Speaker of the Chamber of Deputies

Personal details
- Born: San Hlaing (စံလှိုင်) Omura Tabashi 30 August 1910 Kyauktaga, Pegu Province, British Burma
- Died: 9 November 2004 (aged 94) Yangon, Myanmar
- Parent(s): Shwe Hman (father) Phaw (mother)
- Known for: Member of the Thirty Comrades
- Awards: Independence Mawgunwin (First Class)

Military service
- Allegiance: Burma Independence Army

= Bo Hmu Aung =

Burmese politician (1910–2004)

Bo Hmu Aung (ဗိုလ်မှူးအောင်, 30 August 1910 – 9 November 2004) was a Burmese military officer and a member of the legendary Thirty Comrades who trained in Japan in the struggle for independence from Britain and regarded as one of the founders of the Tatmadaw (the modern-day Myanmar Armed Forces). He also served as Speaker of the Chamber of Deputies, was the lower house of the bicameral Union Parliament of independence Burma (now Myanmar).

==Early life==
Bo Hmu Aung was born on 30 August 1910 in Kyauktaga, Pegu Province, British Burma (now Myanmar).

== Struggle for independence ==

=== Freedom fighter ===
He joined Dobama Asiayone in 1930. In 1940, he smuggled out of Burma with Aung San and 28 others to receive military training to fight the British colonial government and founded Burma Independence Army (BIA). When Burma's resistance to Japanese occupation was launched on 27 March 1945, Bo Hmu Aung commanded Zone 7, one of the hottest area of war. His subordinate officers during Burmese revolution against Japanese occupation of Burma were Bo Sein Hman (who later died in action as Special Commissioner) and Bo Aung Gyi.

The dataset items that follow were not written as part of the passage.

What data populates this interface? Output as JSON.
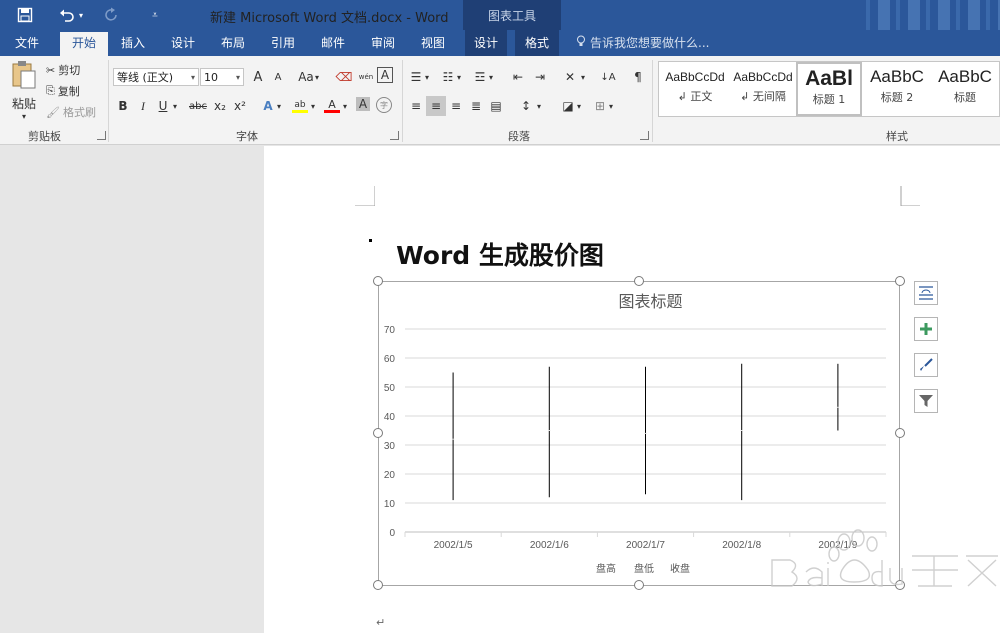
{
  "titlebar": {
    "title": "新建 Microsoft Word 文档.docx - Word",
    "contextual_tools": "图表工具",
    "save_icon": "save-icon",
    "undo_icon": "undo-icon",
    "redo_icon": "redo-icon",
    "customize_icon": "customize-quick-access-icon"
  },
  "tabs": [
    "文件",
    "开始",
    "插入",
    "设计",
    "布局",
    "引用",
    "邮件",
    "审阅",
    "视图",
    "设计",
    "格式"
  ],
  "active_tab_index": 1,
  "tell_me": "告诉我您想要做什么...",
  "clipboard": {
    "paste": "粘贴",
    "cut": "剪切",
    "copy": "复制",
    "format_painter": "格式刷",
    "group_label": "剪贴板"
  },
  "font": {
    "font_name": "等线 (正文)",
    "font_size": "10",
    "grow": "A",
    "shrink": "A",
    "change_case": "Aa",
    "phonetic": "wén",
    "border": "A",
    "bold": "B",
    "italic": "I",
    "underline": "U",
    "strike": "abc",
    "subscript": "x₂",
    "superscript": "x²",
    "effects": "A",
    "highlight": "ab",
    "color": "A",
    "shading": "A",
    "enclose": "字",
    "group_label": "字体"
  },
  "paragraph": {
    "group_label": "段落"
  },
  "styles": {
    "items": [
      {
        "sample": "AaBbCcDd",
        "name": "↲ 正文"
      },
      {
        "sample": "AaBbCcDd",
        "name": "↲ 无间隔"
      },
      {
        "sample": "AaBl",
        "name": "标题 1"
      },
      {
        "sample": "AaBbC",
        "name": "标题 2"
      },
      {
        "sample": "AaBbC",
        "name": "标题"
      }
    ],
    "selected_index": 2,
    "group_label": "样式"
  },
  "document": {
    "heading": "Word 生成股价图",
    "paragraph_mark": "↵"
  },
  "chart_data": {
    "type": "stock",
    "title": "图表标题",
    "categories": [
      "2002/1/5",
      "2002/1/6",
      "2002/1/7",
      "2002/1/8",
      "2002/1/9"
    ],
    "series": [
      {
        "name": "盘高",
        "values": [
          55,
          57,
          57,
          58,
          58
        ]
      },
      {
        "name": "盘低",
        "values": [
          11,
          12,
          13,
          11,
          35
        ]
      },
      {
        "name": "收盘",
        "values": [
          32,
          35,
          34,
          35,
          43
        ]
      }
    ],
    "legend_labels": [
      "盘高",
      "盘低",
      "收盘"
    ],
    "ylim": [
      0,
      70
    ],
    "yticks": [
      "0",
      "10",
      "20",
      "30",
      "40",
      "50",
      "60",
      "70"
    ],
    "grid": true,
    "legend_position": "bottom",
    "line_color": "#000000",
    "grid_color": "#d9d9d9"
  },
  "chart_buttons": [
    "layout-options-icon",
    "chart-elements-icon",
    "chart-styles-icon",
    "chart-filters-icon"
  ],
  "colors": {
    "accent": "#2b579a",
    "highlight_yellow": "#ffff00",
    "font_red": "#ff0000"
  }
}
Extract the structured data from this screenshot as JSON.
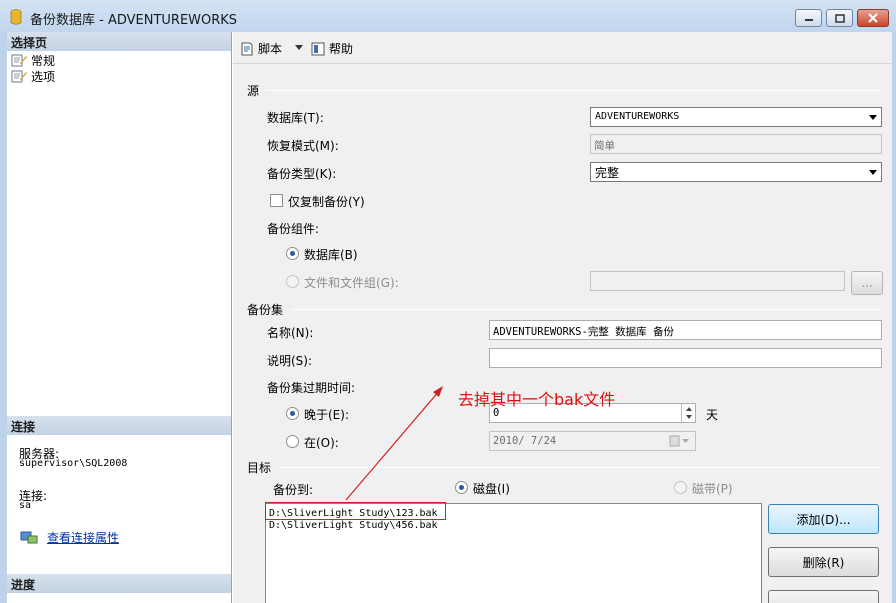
{
  "window": {
    "title": "备份数据库 - ADVENTUREWORKS"
  },
  "left_pane": {
    "select_page_header": "选择页",
    "pages": [
      {
        "label": "常规"
      },
      {
        "label": "选项"
      }
    ],
    "connection_header": "连接",
    "server_label": "服务器:",
    "server_value": "supervisor\\SQL2008",
    "connection_label": "连接:",
    "connection_value": "sa",
    "view_connection_link": "查看连接属性",
    "progress_header": "进度"
  },
  "toolbar": {
    "script_label": "脚本",
    "help_label": "帮助"
  },
  "source": {
    "group_title": "源",
    "database_label": "数据库(T):",
    "database_value": "ADVENTUREWORKS",
    "recovery_label": "恢复模式(M):",
    "recovery_value": "简单",
    "backup_type_label": "备份类型(K):",
    "backup_type_value": "完整",
    "copy_only_label": "仅复制备份(Y)",
    "component_label": "备份组件:",
    "component_database_label": "数据库(B)",
    "component_files_label": "文件和文件组(G):",
    "files_button": "..."
  },
  "backup_set": {
    "group_title": "备份集",
    "name_label": "名称(N):",
    "name_value": "ADVENTUREWORKS-完整 数据库 备份",
    "description_label": "说明(S):",
    "description_value": "",
    "expire_label": "备份集过期时间:",
    "after_label": "晚于(E):",
    "after_value": "0",
    "days_unit": "天",
    "on_label": "在(O):",
    "on_value": "2010/ 7/24"
  },
  "destination": {
    "group_title": "目标",
    "backup_to_label": "备份到:",
    "disk_label": "磁盘(I)",
    "tape_label": "磁带(P)",
    "files": [
      "D:\\SliverLight Study\\123.bak",
      "D:\\SliverLight Study\\456.bak"
    ],
    "add_button": "添加(D)...",
    "remove_button": "删除(R)"
  },
  "annotation": {
    "text": "去掉其中一个bak文件",
    "color": "#e01010"
  }
}
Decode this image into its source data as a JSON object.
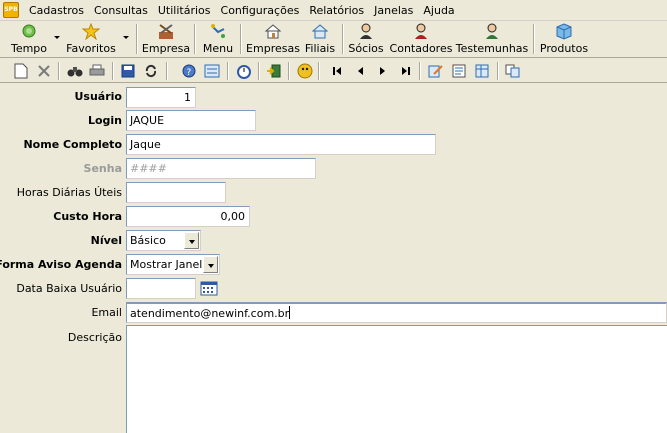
{
  "menu": {
    "logo_text": "SPB",
    "items": [
      "Cadastros",
      "Consultas",
      "Utilitários",
      "Configurações",
      "Relatórios",
      "Janelas",
      "Ajuda"
    ]
  },
  "toolbar": {
    "tempo": "Tempo",
    "favoritos": "Favoritos",
    "empresa": "Empresa",
    "menu": "Menu",
    "empresas": "Empresas",
    "filiais": "Filiais",
    "socios": "Sócios",
    "contadores": "Contadores",
    "testemunhas": "Testemunhas",
    "produtos": "Produtos"
  },
  "form": {
    "usuario": {
      "label": "Usuário",
      "value": "1"
    },
    "login": {
      "label": "Login",
      "value": "JAQUE"
    },
    "nome_completo": {
      "label": "Nome Completo",
      "value": "Jaque"
    },
    "senha": {
      "label": "Senha",
      "value": "####"
    },
    "horas": {
      "label": "Horas Diárias Úteis",
      "value": ""
    },
    "custo_hora": {
      "label": "Custo Hora",
      "value": "0,00"
    },
    "nivel": {
      "label": "Nível",
      "value": "Básico"
    },
    "forma_aviso": {
      "label": "Forma Aviso Agenda",
      "value": "Mostrar Janela"
    },
    "data_baixa": {
      "label": "Data Baixa Usuário",
      "value": ""
    },
    "email": {
      "label": "Email",
      "value": "atendimento@newinf.com.br"
    },
    "descricao": {
      "label": "Descrição",
      "value": ""
    }
  },
  "colors": {
    "window_bg": "#ece9d8",
    "input_border": "#7f9db9",
    "disabled_text": "#9a9a9a"
  }
}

=== Panglong Conference ===
In 1947, Bo Hmu Aung acted as one of the negotiators of the historical Panglong Conference negotiated with Bamar representative General Aung San and other ethnic leaders. All these leaders unanimously decided to join the Union of Burma. On the agenda was the united struggle for independence from Britain and the future of Burma after independence as a unified republic. The signing is now celebrated as a public holiday, Union Day, in Myanmar.

== Political career ==
After independence, Bo Hmu Aung served as a member of parliament, Speaker of the Chamber of Deputies, and a minister in various ministries, such as transport and communication, housing and resettlement and defense. He was detained and put under house arrest many times after the military coup in 1962. Released in 1967, he joined U Nu's insurgent PDP in Thailand, but returned to Rangoon after the 1980 amnesty.

After the 8888 Uprising he formed, with U Nu, the League for Democracy and Peace and signed several public appeals urging the ruling junta to negotiate with the National League for Democracy after its win in the 1990 parliamentary elections.

==Death==
He died on 9 November 2004 at his residence in Rangoon.